Et il semblerait que tous ne partagent pas la même vision des choses… Alain Juppé a accordé un entretien au journal « Le Figaro » dans lequel il précise sa position. Il se déclare farouchement opposé au concept d’assimilation et ajoute : « De là à considérer qu’un enfant qui ne veut pas manger de porc doit être exclu de l’école publique ou qu’une adulte qui porte un foulard n’a pas sa place à l’université… Il faut garder son sang-froid ! (…) Il existe des accommodements raisonnables ».

Les « accommodements raisonnables » : un concept juridique tout droit venu du Québec, la terre d’accueil du maire de Bordeaux après sa condamnation il y a 10 ans.

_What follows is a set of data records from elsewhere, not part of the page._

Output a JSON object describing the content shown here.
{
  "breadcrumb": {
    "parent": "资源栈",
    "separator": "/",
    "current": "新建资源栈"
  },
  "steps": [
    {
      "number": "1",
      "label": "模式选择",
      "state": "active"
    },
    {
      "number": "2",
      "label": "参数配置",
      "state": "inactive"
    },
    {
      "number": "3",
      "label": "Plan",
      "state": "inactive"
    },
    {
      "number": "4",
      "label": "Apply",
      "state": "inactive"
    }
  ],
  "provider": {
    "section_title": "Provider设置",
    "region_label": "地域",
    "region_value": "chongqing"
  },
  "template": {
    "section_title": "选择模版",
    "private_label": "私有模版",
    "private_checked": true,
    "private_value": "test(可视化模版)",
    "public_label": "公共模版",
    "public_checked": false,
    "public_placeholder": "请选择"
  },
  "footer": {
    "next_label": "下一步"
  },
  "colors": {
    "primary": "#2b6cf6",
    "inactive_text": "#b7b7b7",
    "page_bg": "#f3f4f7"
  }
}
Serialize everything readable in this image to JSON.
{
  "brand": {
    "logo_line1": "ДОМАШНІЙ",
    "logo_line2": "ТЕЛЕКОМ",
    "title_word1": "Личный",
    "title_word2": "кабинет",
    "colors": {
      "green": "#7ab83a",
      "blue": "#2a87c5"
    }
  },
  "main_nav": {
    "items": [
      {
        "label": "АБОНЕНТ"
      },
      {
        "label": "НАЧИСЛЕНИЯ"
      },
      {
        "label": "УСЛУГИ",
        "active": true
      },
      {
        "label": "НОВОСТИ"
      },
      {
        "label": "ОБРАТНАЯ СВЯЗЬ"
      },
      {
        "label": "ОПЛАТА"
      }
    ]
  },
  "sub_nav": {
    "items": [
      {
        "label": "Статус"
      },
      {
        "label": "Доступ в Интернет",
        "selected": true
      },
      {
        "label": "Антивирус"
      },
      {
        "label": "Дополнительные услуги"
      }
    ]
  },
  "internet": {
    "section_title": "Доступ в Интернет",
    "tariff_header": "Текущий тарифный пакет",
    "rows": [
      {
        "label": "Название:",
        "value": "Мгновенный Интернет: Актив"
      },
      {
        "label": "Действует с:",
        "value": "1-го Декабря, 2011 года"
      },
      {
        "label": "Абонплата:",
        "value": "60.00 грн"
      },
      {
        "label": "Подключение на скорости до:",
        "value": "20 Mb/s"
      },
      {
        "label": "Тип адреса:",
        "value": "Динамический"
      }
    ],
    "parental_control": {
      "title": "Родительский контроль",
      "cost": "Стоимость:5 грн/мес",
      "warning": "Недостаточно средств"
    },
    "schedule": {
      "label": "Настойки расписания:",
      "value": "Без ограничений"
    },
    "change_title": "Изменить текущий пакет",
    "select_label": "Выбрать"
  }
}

Il s’agit d’assouplir une norme afin d’éviter une discrimination. Selon Pierre Bosset, juriste spécialisé en droits de la personne et professeur à l’Université du Québec, « il faut parfois des traitements différents entre des groupes de personnes pour leur permettre d’arriver à l’égalité ». « On impose à des institutions ou à des entreprises une certaine obligation d’adapter leurs normes (…) à la situation particulière d’une personne ».

Un concept qui a par ailleurs été remis en cause au Québec en 2007, avec la création d’une Commission de consultation sur le sujet.

Alors cette notion québécoise peut-elle s’exporter en France ? En tout cas, ce n’est pas l’avis de Nicolas Sarkozy, qui a clôturé la « journée de travail » des Républicains en affirmant qu’il ne voulait « pas d’accommodements » en France.